【プレスリリース】人の成人角膜から前駆細胞を発見

2005年05月18日研究


東大病院 ティッシュ・エンジニアリング部、眼科学教室、角膜移植部の研究チームが人の成人角膜から前駆細胞を発見


ヒトの成人角膜から前駆細胞が得られることを、東大病院 ティッシュ・エンジニアリング部角膜組織再生医療講座、眼科・視覚矯正科、角膜移植部の研究チームが世界で初めて発見し、眼科専門誌「Investigative Ophthalmology Visual & Science」(5月号)に掲載されました。

角膜では上皮の再生医療は臨床応用されていますが、角膜内皮・角膜実質といったより角膜の深い組織では研究が進んでいませんでした。

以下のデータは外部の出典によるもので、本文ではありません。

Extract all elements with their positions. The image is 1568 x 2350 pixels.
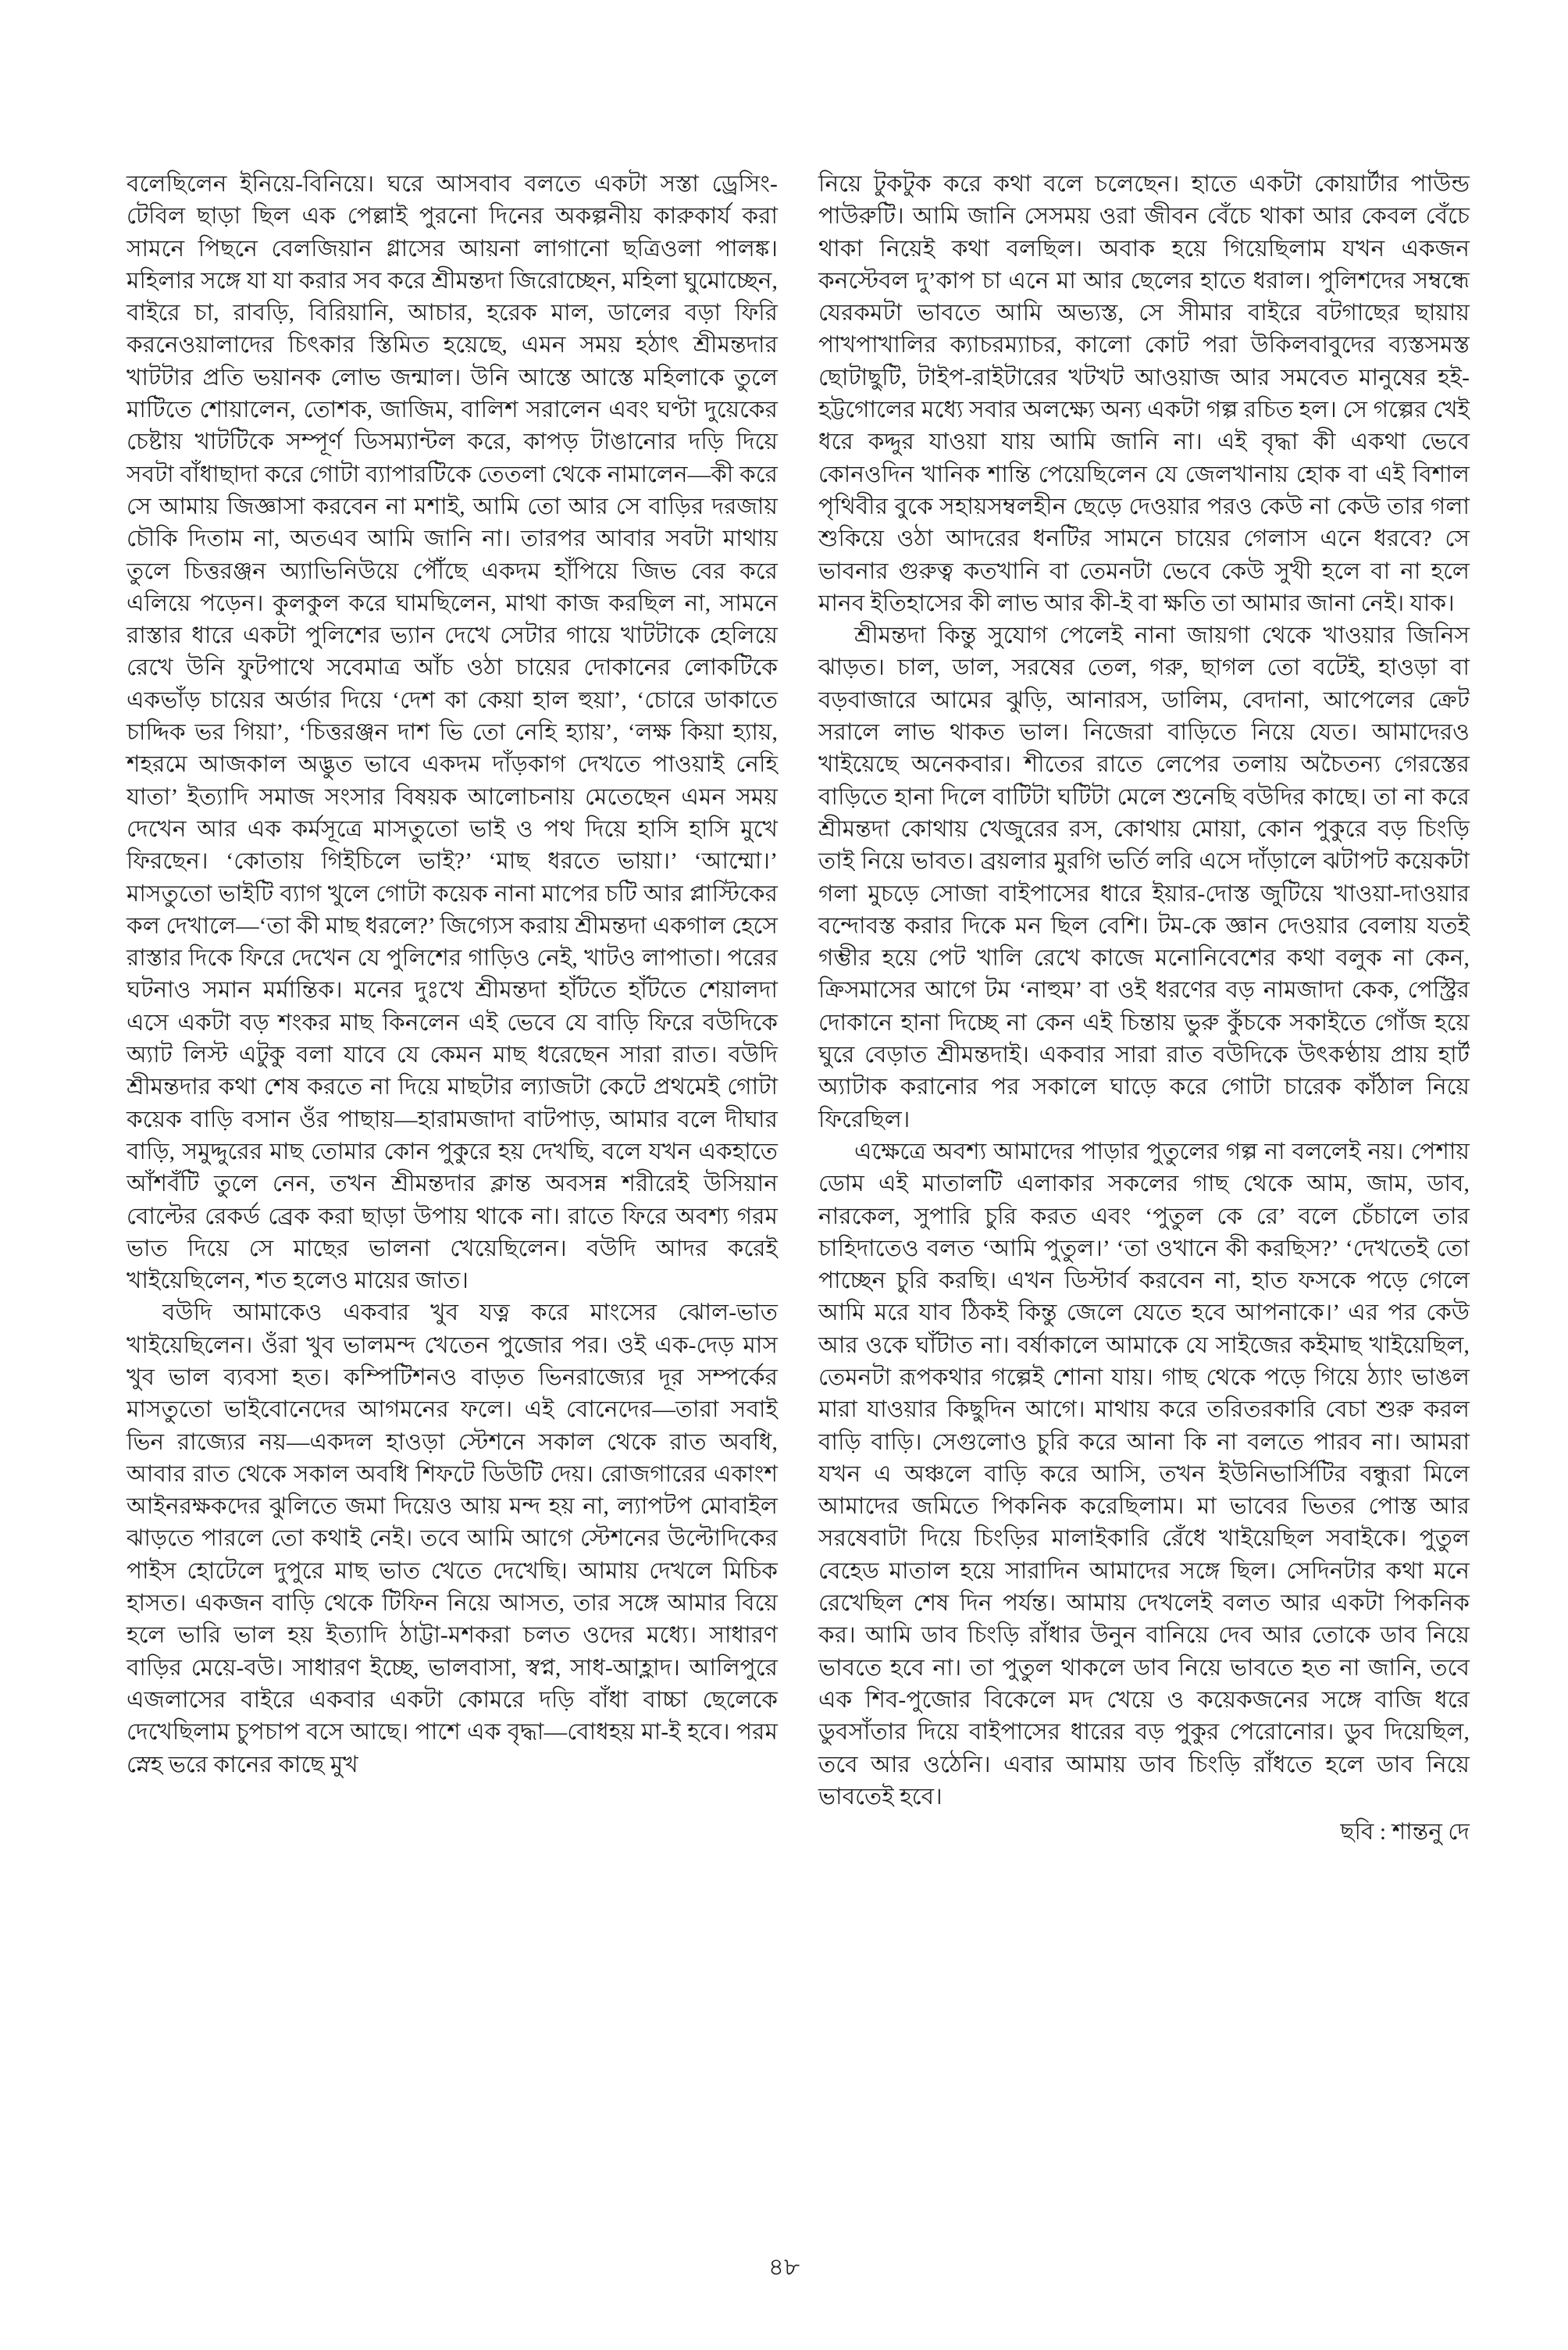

幹細胞または前駆細胞を採取する「スフェア法」によって角膜より幹細胞・前駆細胞の採取を試みたところ、角膜の「実質組織」と「内皮組織」より幹細胞とよく似た形態の細胞が得られました。詳しく分析した結果、これは未分化なマーカーなどを発現していますが、最終的に得られた組織の細胞に主として分化する前駆細胞であることが判明しました。

高齢者の角膜からも採取できるため、ES細胞のような倫理的問題が少なく、また細胞の分化を人為的にコントロールする必要がなく、臨床応用に適していると考えられます。この発見により角膜の再生医療に弾みがつくと期待されます。